Second, they are toys and sex, at its best, is playful. Biologically, play is any activity we engage in for its own sake, with nothing at stake, and playfulness is the mammalian emotion of friendship. We play together for fun, for laughter, for joy. Nobody’s being tested, the relationship isn’t at risk, everybody is glad to be there and free to leave with no unwanted consequences (including no emotional consequences like guilt!). Maybe we fumble, but because there’s nothing at stake, we can say, “Oops sorry!” and keep playing. Toys are a great way to add playfulness, experimentation, joy, and stakes-free trying of something new, finding out what sensations our bodies can experience, what stories we can invent together, what games we can play, whether we’re competing against each other or playing on the same team.

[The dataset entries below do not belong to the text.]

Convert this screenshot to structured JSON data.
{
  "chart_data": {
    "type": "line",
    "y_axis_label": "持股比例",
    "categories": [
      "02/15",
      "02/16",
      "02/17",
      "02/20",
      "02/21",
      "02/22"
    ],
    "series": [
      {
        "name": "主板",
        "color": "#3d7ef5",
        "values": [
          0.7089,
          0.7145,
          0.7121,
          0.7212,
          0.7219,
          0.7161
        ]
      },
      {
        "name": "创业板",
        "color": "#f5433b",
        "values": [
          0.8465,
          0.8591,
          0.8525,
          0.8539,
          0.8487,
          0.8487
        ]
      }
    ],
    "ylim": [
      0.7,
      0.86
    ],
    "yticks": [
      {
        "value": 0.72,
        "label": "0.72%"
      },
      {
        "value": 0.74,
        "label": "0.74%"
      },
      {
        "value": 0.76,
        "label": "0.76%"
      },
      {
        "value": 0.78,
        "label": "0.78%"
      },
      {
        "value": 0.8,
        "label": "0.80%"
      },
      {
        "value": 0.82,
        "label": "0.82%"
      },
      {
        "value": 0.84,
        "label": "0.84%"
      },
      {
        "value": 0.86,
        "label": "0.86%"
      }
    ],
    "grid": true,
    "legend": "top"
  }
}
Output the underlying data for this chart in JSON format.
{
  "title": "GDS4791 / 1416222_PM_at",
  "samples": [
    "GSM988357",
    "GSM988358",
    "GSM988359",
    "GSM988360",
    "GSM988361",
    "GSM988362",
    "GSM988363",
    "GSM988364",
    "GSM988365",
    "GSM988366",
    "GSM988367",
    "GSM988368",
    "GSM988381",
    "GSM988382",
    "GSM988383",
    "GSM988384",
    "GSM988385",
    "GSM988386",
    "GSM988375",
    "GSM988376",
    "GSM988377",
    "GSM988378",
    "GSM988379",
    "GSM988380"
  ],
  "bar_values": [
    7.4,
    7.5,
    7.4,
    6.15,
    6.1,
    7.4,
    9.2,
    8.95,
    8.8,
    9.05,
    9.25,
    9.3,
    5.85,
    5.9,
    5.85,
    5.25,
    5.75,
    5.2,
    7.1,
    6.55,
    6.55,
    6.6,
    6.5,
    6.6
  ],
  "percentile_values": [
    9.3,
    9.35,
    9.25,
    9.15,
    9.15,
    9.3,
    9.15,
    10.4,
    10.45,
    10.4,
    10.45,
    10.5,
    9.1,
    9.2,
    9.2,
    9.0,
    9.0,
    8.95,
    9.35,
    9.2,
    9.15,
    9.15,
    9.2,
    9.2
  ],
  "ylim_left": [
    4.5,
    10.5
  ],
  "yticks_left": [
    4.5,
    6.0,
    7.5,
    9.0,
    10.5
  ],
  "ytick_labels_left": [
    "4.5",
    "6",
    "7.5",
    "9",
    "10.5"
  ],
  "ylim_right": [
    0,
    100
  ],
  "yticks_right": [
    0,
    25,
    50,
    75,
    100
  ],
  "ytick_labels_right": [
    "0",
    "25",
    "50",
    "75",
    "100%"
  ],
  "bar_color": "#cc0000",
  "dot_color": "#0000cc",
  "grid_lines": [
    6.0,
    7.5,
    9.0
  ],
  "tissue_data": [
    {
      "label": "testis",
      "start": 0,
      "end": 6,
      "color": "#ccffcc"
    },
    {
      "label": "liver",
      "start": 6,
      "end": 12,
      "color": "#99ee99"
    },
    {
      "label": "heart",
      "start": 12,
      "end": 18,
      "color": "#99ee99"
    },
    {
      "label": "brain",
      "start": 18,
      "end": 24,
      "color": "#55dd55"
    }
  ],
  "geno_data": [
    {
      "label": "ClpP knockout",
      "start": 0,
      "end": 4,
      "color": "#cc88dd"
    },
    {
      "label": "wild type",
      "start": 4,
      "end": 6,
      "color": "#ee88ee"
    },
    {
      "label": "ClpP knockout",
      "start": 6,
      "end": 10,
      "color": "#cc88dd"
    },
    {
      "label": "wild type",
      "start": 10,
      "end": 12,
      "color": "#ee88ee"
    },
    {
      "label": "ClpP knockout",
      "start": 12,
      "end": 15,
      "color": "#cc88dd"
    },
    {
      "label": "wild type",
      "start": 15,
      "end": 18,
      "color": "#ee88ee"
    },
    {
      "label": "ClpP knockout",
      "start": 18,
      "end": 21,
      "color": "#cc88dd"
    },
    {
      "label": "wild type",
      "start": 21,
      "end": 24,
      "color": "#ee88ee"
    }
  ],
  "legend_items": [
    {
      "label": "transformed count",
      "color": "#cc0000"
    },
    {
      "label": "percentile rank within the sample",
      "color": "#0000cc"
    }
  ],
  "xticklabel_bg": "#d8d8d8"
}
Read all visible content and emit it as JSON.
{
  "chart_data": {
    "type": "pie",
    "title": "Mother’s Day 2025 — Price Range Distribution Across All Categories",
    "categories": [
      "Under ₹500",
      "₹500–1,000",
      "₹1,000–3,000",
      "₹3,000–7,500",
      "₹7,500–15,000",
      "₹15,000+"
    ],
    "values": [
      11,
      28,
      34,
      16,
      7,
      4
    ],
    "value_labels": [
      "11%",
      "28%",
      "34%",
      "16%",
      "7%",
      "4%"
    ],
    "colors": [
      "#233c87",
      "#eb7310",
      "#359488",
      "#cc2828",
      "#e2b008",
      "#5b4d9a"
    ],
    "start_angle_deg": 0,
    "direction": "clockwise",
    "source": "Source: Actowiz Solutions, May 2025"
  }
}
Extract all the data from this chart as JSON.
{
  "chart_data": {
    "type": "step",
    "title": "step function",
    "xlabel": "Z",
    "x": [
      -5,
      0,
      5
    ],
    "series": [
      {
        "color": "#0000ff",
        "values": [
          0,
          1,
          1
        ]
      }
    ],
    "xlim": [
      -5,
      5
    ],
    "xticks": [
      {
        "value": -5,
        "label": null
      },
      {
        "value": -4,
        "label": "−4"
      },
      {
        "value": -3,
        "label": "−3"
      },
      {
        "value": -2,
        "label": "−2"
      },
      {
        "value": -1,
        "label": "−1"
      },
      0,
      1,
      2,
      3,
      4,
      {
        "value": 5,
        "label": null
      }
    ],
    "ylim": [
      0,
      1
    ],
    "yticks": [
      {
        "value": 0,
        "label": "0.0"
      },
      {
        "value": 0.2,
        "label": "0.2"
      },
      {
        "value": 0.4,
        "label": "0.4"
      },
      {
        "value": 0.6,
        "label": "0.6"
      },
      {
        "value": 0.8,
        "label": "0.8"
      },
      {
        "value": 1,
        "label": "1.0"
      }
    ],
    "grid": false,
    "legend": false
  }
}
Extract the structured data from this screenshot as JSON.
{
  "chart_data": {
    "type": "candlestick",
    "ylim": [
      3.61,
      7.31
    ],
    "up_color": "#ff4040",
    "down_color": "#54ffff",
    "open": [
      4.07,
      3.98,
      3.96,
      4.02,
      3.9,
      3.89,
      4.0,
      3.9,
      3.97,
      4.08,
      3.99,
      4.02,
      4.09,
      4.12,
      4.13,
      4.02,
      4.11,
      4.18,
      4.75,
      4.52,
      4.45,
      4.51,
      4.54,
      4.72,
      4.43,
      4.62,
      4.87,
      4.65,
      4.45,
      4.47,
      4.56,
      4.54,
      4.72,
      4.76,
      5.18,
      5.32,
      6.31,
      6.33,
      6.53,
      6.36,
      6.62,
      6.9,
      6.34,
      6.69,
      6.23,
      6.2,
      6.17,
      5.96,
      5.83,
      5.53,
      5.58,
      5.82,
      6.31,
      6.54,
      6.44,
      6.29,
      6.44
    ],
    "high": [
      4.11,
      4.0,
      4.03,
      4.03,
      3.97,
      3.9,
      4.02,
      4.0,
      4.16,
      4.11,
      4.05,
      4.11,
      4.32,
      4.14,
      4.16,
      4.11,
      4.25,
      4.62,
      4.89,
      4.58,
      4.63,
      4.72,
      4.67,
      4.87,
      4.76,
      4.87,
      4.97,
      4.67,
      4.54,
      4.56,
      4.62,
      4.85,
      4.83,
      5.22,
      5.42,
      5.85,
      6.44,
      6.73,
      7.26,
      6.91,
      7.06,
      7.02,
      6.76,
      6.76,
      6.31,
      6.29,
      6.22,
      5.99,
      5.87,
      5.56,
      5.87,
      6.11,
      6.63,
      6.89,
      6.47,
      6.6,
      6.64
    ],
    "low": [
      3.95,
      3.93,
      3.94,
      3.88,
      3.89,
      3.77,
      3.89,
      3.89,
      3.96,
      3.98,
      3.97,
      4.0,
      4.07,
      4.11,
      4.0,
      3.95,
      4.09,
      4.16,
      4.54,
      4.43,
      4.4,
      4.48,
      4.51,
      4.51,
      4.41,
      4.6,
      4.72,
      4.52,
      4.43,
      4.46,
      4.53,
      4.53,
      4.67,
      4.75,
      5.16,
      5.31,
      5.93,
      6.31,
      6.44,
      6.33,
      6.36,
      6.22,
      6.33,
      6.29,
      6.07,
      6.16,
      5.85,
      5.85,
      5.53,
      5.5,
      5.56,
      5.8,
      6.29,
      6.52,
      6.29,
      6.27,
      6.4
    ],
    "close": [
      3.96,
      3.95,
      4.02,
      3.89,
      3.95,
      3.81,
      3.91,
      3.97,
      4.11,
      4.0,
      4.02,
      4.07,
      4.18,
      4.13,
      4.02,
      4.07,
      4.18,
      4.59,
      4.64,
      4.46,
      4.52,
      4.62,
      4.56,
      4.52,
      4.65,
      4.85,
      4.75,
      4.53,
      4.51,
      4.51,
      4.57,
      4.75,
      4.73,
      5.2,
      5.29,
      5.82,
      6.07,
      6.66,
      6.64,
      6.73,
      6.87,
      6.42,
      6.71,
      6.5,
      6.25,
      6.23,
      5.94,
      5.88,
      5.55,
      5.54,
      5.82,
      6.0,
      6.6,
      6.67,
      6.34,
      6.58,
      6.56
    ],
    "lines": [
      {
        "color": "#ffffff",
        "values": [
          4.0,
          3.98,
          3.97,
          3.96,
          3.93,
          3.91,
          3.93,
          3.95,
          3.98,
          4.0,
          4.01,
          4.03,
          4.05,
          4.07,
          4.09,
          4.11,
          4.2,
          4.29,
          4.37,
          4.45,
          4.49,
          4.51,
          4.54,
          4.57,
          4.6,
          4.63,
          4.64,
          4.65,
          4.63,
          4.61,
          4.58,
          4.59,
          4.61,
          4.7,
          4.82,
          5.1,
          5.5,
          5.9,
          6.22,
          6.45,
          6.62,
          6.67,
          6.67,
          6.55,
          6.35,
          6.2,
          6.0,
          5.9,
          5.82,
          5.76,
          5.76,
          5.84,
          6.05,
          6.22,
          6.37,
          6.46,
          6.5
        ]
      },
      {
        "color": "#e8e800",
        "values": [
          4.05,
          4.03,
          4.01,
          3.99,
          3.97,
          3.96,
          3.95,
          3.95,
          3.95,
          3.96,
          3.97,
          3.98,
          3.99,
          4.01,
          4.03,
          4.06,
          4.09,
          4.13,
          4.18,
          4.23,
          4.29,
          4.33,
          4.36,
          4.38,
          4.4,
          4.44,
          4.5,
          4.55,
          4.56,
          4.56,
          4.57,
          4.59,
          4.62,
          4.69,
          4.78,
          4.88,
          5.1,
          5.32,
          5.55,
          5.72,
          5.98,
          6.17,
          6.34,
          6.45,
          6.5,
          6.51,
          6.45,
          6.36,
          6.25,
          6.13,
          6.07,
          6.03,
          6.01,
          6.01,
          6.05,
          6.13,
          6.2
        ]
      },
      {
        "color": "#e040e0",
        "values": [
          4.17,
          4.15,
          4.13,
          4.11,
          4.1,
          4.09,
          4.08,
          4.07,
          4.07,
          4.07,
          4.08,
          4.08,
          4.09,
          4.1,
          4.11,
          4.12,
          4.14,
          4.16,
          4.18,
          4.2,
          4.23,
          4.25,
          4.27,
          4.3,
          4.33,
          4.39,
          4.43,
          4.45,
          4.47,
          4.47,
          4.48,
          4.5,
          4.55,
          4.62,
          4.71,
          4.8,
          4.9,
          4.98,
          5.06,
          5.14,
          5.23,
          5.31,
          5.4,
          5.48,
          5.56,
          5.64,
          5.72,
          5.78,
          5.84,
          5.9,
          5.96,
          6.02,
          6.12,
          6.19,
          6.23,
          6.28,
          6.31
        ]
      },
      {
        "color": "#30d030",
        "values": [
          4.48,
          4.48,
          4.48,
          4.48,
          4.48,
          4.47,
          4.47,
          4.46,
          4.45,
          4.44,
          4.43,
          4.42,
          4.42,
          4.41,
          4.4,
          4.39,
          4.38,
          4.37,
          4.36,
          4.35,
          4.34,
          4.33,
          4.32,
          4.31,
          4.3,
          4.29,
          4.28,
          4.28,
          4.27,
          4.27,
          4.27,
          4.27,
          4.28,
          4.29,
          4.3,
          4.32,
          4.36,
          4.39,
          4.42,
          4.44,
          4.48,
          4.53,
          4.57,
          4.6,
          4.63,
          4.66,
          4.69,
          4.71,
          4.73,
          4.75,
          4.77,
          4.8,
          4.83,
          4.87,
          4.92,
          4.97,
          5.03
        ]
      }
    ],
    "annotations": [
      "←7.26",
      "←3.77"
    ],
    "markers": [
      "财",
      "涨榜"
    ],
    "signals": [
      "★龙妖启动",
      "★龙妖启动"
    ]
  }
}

The idea of eroticism as play is particularly important for men, because so many guys are raised to believe that the stakes are life-or-death high when it comes to sex, as if a dude’s whole self-worth can be determined by whether or when or how often or what kind of sex happens in their lives. It can shatter a guy’s identity if his genitals don’t behave the way he wants them to or if his partner doesn’t respond the way he thinks they’re “supposed to.” In reality, high-stakes sex is the exception in great long-term sexual connections, and joyful, playful, laughing sex is more the rule.

As Dorothy Sayers wrote back in 1935, “The only sin that passion can commit is to be joyless. It must lie down with laughter or make its bed in hell – there can be no middle way.”